You are placing the cars in a line. The placement rules are that the next car can’t match the color or number of the last train and you have to discard the same number of cards as the card’s number.
You don’t have to discard any cards to tuck passengers. They do have to match the number or color of the card. Special passengers (each game will have two) have specific placement requirements. And, when a train car gets a passenger, its special power goes off. And if you can’t do it, the turn ends immediately.
Points are bad in The Royal Limited. Every card in your discard pile, every unplaced special passenger and every empty train car is a point. The idea is to use every card and a full seven-car train is a perfect play. Haven’t done it yet.
The key to what I think makes The Royal Limited work (and I very much think it works) is how intuitive it is. Not only do all the mechanics work, they all make sense. The game practically teaches itself.

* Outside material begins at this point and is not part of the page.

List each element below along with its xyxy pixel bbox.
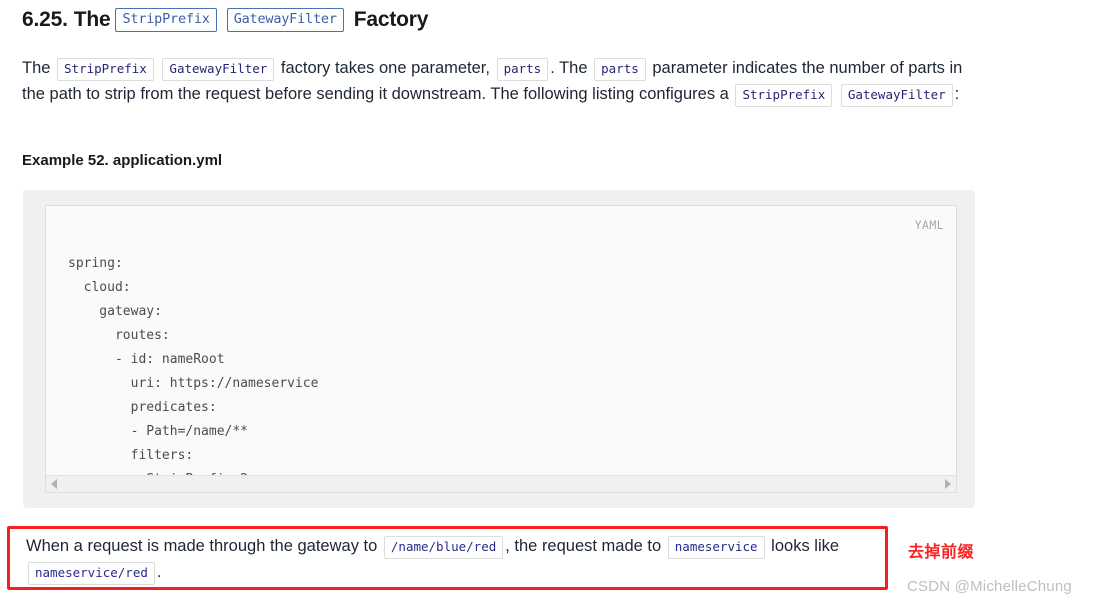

And I have to admit that I really like the theme. Train-themed games and train games have been a part of my gaming life pretty much since I started looking beyond D&D. Games of Station Master were practically a GenCon tradition with long distance friends. There is something about trains that is like comfort food for the mind.
I do wonder if it has a simpler decision tree than any of the other games in the series. The biggest twists are the special powers when you add passengers. That said, there’s still a lot of play in it, plenty of meaningful decisions.
The Royal Limited, more than any other Simply Solo game since Food Chain Island, is a game that you can sit down; shuffle and play.